The second hypothesis, that for people evidencing homeostatic defeat at baseline, the intervention will raise their SWB substantially, is also supported. Again according to theory, groups below 70 points comprise people who either are operating in the lower portion of their set-point-range, or who have left the range due to homeostatic failure. It is thus predicted that, the further the T1 group mean lies below 70 points, the greater will be the average discrepancy between set-points and measured SWB. As a consequence, in response to an effective intervention, at T2 the magnitude of increase in SWB should be linearly and inversely related to the magnitude of the T1 group mean score. The results reflect this predicted trend, as the lowest-ranking respondents evidence the largest positive responses to the intervention.

These findings are consistent with results reported from another intervention program for at-risk populations. Earlier, we described the Penn Resiliency Program and noted that the authors had drawn positive conclusions based on small effect sizes. However, one effect that did achieve statistical significance was in relation to ‘targeted’ rather than ‘universal’ samples. Targeted samples comprised participants known to be ‘at-risk’ for depression. Universal samples, by contrast, had no such predisposition. The intervention was found to be most efficacious for adolescent participants who reported elevated depressive symptoms at baseline.

In summary, the efficacy of intervention programs that aim to increase SWB are most evident for samples experiencing homeostatic challenge or defeat at baseline. Then, subject to the intervention providing appropriate supportive resources, it is likely that SWB will rise. However, when participants at baseline are maintaining a normal-range level of SWB there is little likelihood that the intervention will effectively raise SWB.

4.1 Study Implications for Policy and Practice

There is no question as to the value of investing in intervention strategies directed toward improving the psychological wellbeing of people and groups in need. However, in a world of finite resources, it is imperative that governments, schools and policy makers make informed decisions about how to best distribute resources for this purpose. According to Brunwasser et al. (2009) commenting on the implementation of intervention strategies, they recommend that implementation of an intervention is justified only if the existing data show promise. In this light, it is concerning that the popularity of Positive Psychology has seen recent attention directed towards implementing new strategies to increase mood happiness and SWB based on findings which are yet to establish their efficacy.

The results presented in this study contribute to our understanding of the potential for interventions to improve SWB by highlighting the need for targeted-programs.

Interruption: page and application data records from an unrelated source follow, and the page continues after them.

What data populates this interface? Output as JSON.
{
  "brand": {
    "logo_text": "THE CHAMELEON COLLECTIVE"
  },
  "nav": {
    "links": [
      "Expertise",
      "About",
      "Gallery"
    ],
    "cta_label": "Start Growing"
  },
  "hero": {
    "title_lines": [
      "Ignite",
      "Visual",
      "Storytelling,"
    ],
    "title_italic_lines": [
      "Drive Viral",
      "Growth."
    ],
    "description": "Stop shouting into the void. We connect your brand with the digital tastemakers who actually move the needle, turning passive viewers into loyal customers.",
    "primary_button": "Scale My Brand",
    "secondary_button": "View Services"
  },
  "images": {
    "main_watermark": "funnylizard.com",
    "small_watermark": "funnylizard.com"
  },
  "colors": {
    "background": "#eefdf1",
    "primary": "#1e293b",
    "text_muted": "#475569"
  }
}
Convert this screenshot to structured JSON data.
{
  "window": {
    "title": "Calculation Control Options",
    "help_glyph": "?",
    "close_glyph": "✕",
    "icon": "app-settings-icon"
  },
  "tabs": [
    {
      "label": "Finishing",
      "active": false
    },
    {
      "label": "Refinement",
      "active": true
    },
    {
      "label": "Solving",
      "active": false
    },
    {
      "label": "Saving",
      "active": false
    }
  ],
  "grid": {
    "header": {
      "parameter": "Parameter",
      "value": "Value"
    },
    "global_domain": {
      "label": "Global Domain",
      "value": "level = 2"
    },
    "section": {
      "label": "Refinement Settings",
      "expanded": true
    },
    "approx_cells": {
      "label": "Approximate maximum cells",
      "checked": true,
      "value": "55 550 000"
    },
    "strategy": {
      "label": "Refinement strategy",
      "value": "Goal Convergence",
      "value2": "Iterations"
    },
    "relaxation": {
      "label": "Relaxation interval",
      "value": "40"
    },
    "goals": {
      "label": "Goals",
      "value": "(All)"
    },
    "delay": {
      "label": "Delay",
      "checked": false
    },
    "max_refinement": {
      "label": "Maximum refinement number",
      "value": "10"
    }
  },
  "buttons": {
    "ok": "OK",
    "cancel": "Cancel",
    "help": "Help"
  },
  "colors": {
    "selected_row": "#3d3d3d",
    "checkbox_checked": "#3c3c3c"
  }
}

The results clearly demonstrate that people at the lower end of the SWB spectrum will be most responsive to intervention and have the greatest potential to benefit from additional resources.

Our concluding thought is that it may be time to herald an era of ‘Resilience Psychology’. Rather than focusing on interventions aimed at enhancing the wellbeing of people who are already well, it is suggested that concerted efforts be directed toward building personal resources and strengthening relationships, with the primary aim to enhance one’s defence system against potential threats to SWB homeostasis. It is possible that the promotion of resilience in universal samples may prove more efficacious in the long-term than positive psychology practices that promise immediate improvement for all people, regardless of their current levels of SWB and genetic tendency to experience mood affect.